Coincidimos entonces en que existe una evolución que comienza después del Diluvio Universal a ascender hacia la plenitud de los tiempos-recuperación de la Semejanza a partir de Noé y su familia, que produjo la especialización fisiológica-neuronal también, pero que fue-es inversamente proporcional a la reducción del ser espiritual del hombre y sus funciones.
La corteza cerebral, un tejido neuronal de gran superficie y complejo desarrollo en los humanos se corresponde a un nivel superior de especialización, lo cual no quiere decir necesariamente que es una mayor capacidad.[1]
Según los contemporáneos estudios por imagen, cada función y tarea del cuerpo humano está representada en un área de asociación del cerebro, pero éstas no se distribuyen proporcionalmente.
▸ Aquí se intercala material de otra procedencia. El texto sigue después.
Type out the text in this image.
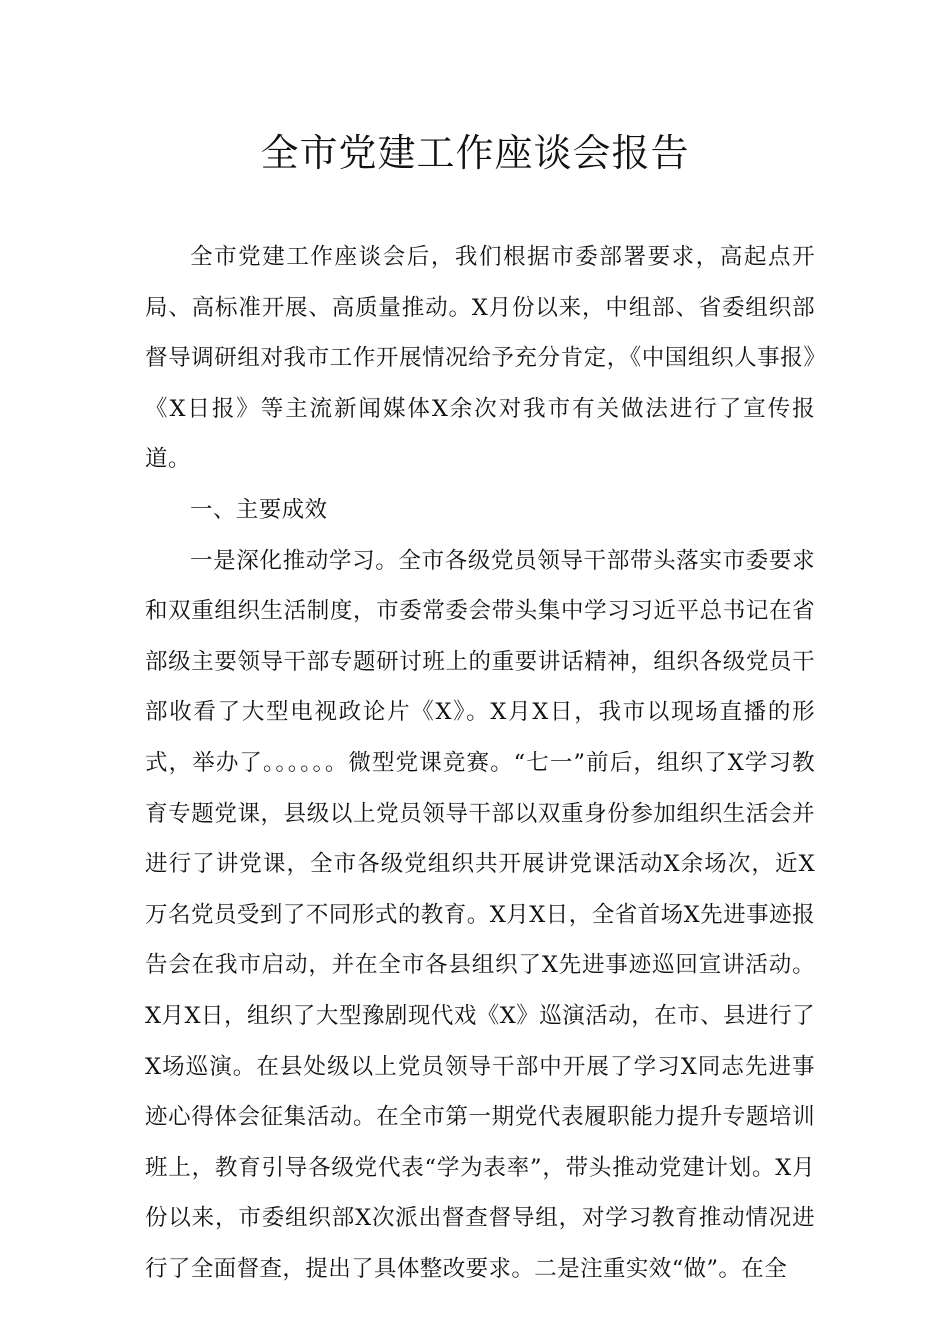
全市党建工作座谈会报告

全市党建工作座谈会后，我们根据市委部署要求，高起点开局、高标准开展、高质量推动。X月份以来，中组部、省委组织部督导调研组对我市工作开展情况给予充分肯定，《中国组织人事报》《X日报》等主流新闻媒体X余次对我市有关做法进行了宣传报道。

一、主要成效

一是深化推动学习。全市各级党员领导干部带头落实市委要求和双重组织生活制度，市委常委会带头集中学习习近平总书记在省部级主要领导干部专题研讨班上的重要讲话精神，组织各级党员干部收看了大型电视政论片《X》。X月X日，我市以现场直播的形式，举办了。。。。。。微型党课竞赛。“七一”前后，组织了X学习教育专题党课，县级以上党员领导干部以双重身份参加组织生活会并进行了讲党课，全市各级党组织共开展讲党课活动X余场次，近X万名党员受到了不同形式的教育。X月X日，全省首场X先进事迹报告会在我市启动，并在全市各县组织了X先进事迹巡回宣讲活动。X月X日，组织了大型豫剧现代戏《X》巡演活动，在市、县进行了X场巡演。在县处级以上党员领导干部中开展了学习X同志先进事迹心得体会征集活动。在全市第一期党代表履职能力提升专题培训班上，教育引导各级党代表“学为表率”，带头推动党建计划。X月份以来，市委组织部X次派出督查督导组，对学习教育推动情况进行了全面督查，提出了具体整改要求。二是注重实效“做”。在全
El tamaño de cada área se corresponde con la posible precisión del control motor y la discriminación sensorial.[2]
El encéfalo está dividido en dos hemisferios iguales, y cada uno interactúa principalmente con la mitad del cuerpo, pero por razones que no están claras para los investigadores, las conexiones se cruzan: el lado izquierdo del cerebro interactúa con el lado derecho del cuerpo, y viceversa. Suelen funcionar en conjunto, pero cada hemisferio está muy especializado.
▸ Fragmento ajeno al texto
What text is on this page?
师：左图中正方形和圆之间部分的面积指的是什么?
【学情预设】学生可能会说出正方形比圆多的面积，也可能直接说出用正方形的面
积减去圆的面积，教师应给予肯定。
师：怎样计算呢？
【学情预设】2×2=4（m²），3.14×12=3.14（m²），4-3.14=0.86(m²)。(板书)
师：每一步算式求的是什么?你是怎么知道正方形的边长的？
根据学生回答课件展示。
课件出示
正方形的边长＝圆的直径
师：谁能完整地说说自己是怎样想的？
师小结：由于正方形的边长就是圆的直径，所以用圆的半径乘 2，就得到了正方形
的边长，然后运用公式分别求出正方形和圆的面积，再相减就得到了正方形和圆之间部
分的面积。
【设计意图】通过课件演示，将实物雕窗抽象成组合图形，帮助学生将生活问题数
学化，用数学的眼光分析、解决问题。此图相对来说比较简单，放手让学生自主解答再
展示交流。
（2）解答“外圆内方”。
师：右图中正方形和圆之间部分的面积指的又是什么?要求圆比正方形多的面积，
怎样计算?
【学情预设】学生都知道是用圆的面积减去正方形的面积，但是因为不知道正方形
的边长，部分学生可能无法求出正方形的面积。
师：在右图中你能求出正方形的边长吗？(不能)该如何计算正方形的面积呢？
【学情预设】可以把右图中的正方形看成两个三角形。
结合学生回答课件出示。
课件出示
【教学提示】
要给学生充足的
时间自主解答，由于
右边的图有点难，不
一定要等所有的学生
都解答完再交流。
Esas áreas de asociación son el espejo, en el hombre caído hoy_ Nos enseña Mamá María; son de asociación, pero no de realidad total.
Sin embargo, las capacidades del espíritu, cuando el cerebro era Dios _si bien no dejó de serlo nunca sino que se separó nada más_ van más allá de la asociación, son realidad misma-constitutiva de lo que se ve; el Cielo conforma lo Creado.
En la medida que se distanciaba el uso del cerebro del espíritu, el primero se especializaba para que el hombre pudiera hacer su voluntad, la voluntad humana, auto separada en general, de la Voluntad de Dios.
Las funciones que originalmente dependían de la unión del hombre con Su Creador, en esta evolución son reemplazadas por mecanismos más o menos autónomos que ubicamos ahora en el cerebro: la respiración, el descanso-sueño, la alimentación-digestión-metabolismo, las relaciones sexuales, la gestación y reproducción, etc., y varias más.
Está más o menos claro para la ciencia humana que la alta especialización y las mayores capacidades del cerebro humano suponen que se involucren un mayor número, variedad y tipo de neuronas en funcionamiento; y depende del modo en que están conectadas unas con otras, también.[3]
Paradójicamente, con esta especialización de su mente-psique, el hombre pierde el control sobre sus propias funciones orgánicas vitales, mientras cree cada vez más que puede controlar su situación primero, la de los suyos y después la de los demás, tiranizando al resto de la Creación.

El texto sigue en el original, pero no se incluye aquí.